For issues of professional service agreements and non-disclosure agreements, I recommend you wait until these docs are fully executed before taking possession of documents or beginnning the project.

This gives you some way to protect yourself against the dreaded project-scope expansion and timeframe reduction. Additionally, it protects you from surprises such as "standard" non-competitive clauses that could injure your business.

It's often really tempting to dive into the project and start working on it as soon as they say yes. (You're excited and you don't want to give them a chance to change their minds :)) However, when it comes to contracts, be patient and wait until they're executed. Depending on the size of the client, you may need to wait for the docs to be reviewed by their legal department. However, you will save yourself many many headaches. :)

Good luck!

madcat




msg:780691
 4:06 am on May 15, 2002 (gmt 0)

Thanks so much for the good advice, and I will live by that kind of reasoning...

One more question though. I have little experience with 'feeling out' how long a project might take to complete. I would hate to say X days when really it might take XX days :: lol.

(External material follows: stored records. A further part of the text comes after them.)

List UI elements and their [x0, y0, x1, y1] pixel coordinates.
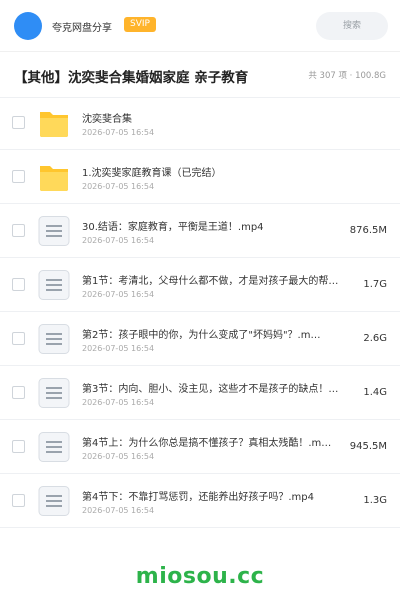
brand-name: 夸克网盘分享 — [52, 23, 112, 34]
file-row[interactable]: 30.结语：家庭教育，平衡是王道！.mp4 2026-07-05 16:54 876… — [0, 204, 400, 258]
select-checkbox[interactable] — [12, 116, 25, 129]
file-row[interactable]: 1.沈奕斐家庭教育课（已完结） 2026-07-05 16:54 — [0, 150, 400, 204]
file-list: 沈奕斐合集 2026-07-05 16:54 1.沈奕斐家庭教育课（已完结） 2026… — [0, 96, 400, 528]
file-size: 945.5M — [349, 441, 387, 452]
file-row[interactable]: 第4节上：为什么你总是搞不懂孩子？真相太残酷！.m… 2026-07-05 16:… — [0, 420, 400, 474]
file-date: 2026-07-05 16:54 — [82, 236, 155, 245]
file-name[interactable]: 第2节：孩子眼中的你，为什么变成了"坏妈妈"？.m… — [82, 326, 364, 341]
file-size: 2.6G — [363, 333, 387, 344]
avatar[interactable] — [14, 12, 42, 40]
file-row[interactable]: 第3节：内向、胆小、没主见，这些才不是孩子的缺点！… 2026-07-05 16:… — [0, 366, 400, 420]
file-name[interactable]: 沈奕斐合集 — [82, 110, 364, 125]
select-checkbox[interactable] — [12, 224, 25, 237]
document-icon — [38, 324, 70, 354]
document-icon — [38, 270, 70, 300]
top-bar: 夸克网盘分享 SVIP — [0, 0, 400, 52]
document-icon — [38, 432, 70, 462]
file-size: 1.3G — [363, 495, 387, 506]
file-date: 2026-07-05 16:54 — [82, 290, 155, 299]
document-icon — [38, 486, 70, 516]
select-checkbox[interactable] — [12, 386, 25, 399]
file-date: 2026-07-05 16:54 — [82, 506, 155, 515]
folder-icon — [38, 108, 70, 138]
file-size: 876.5M — [349, 225, 387, 236]
document-icon — [38, 216, 70, 246]
file-date: 2026-07-05 16:54 — [82, 128, 155, 137]
page-title: 【其他】沈奕斐合集婚姻家庭 亲子教育 — [14, 70, 249, 86]
file-name[interactable]: 第3节：内向、胆小、没主见，这些才不是孩子的缺点！… — [82, 380, 364, 395]
select-checkbox[interactable] — [12, 440, 25, 453]
select-checkbox[interactable] — [12, 494, 25, 507]
svip-badge: SVIP — [124, 17, 156, 32]
file-name[interactable]: 1.沈奕斐家庭教育课（已完结） — [82, 164, 364, 179]
folder-header: 【其他】沈奕斐合集婚姻家庭 亲子教育 共 307 项 · 100.8G — [0, 52, 400, 98]
file-size: 1.4G — [363, 387, 387, 398]
document-icon — [38, 378, 70, 408]
file-size: 1.7G — [363, 279, 387, 290]
select-checkbox[interactable] — [12, 278, 25, 291]
file-name[interactable]: 第4节上：为什么你总是搞不懂孩子？真相太残酷！.m… — [82, 434, 364, 449]
file-row[interactable]: 第1节：考清北，父母什么都不做，才是对孩子最大的帮… 2026-07-05 16:… — [0, 258, 400, 312]
file-name[interactable]: 第1节：考清北，父母什么都不做，才是对孩子最大的帮… — [82, 272, 364, 287]
search-input[interactable] — [316, 12, 388, 40]
file-row[interactable]: 第4节下：不靠打骂惩罚，还能养出好孩子吗？.mp4 2026-07-05 16:5… — [0, 474, 400, 528]
file-row[interactable]: 第2节：孩子眼中的你，为什么变成了"坏妈妈"？.m… 2026-07-05 16:… — [0, 312, 400, 366]
file-date: 2026-07-05 16:54 — [82, 398, 155, 407]
file-name[interactable]: 30.结语：家庭教育，平衡是王道！.mp4 — [82, 218, 364, 233]
file-name[interactable]: 第4节下：不靠打骂惩罚，还能养出好孩子吗？.mp4 — [82, 488, 364, 503]
folder-icon — [38, 162, 70, 192]
select-checkbox[interactable] — [12, 170, 25, 183]
folder-summary: 共 307 项 · 100.8G — [308, 71, 386, 81]
file-date: 2026-07-05 16:54 — [82, 182, 155, 191]
file-date: 2026-07-05 16:54 — [82, 452, 155, 461]
select-checkbox[interactable] — [12, 332, 25, 345]
watermark: miosou.cc — [135, 564, 265, 589]
file-date: 2026-07-05 16:54 — [82, 344, 155, 353]
file-row[interactable]: 沈奕斐合集 2026-07-05 16:54 — [0, 96, 400, 150]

Any very rough ideas on this? Say a regular HTML site about 8-12 pages long or so. In the business world, what is too little or too much time. I realize it depends upon the company sometimes (actually getting the materials to work), also many of you can pound out sites like 8-12 pages in a day or two...but on a not-so-complex site would 30 days sound about insane?

To each his own is not gonna work here though;) -- there must be some experiences that give a little insight...

Thanks so much

mcguffin




msg:780692
 4:22 am on May 15, 2002 (gmt 0)

Madcat,

Are you working towards a fixed-price contract or a time + materials contract?

madcat




msg:780693
 5:52 am on May 15, 2002 (gmt 0)

--I would much rather work with room for modification. I am a firm believer in the idea that nothing is set in stone. Choice B;) Why whats up?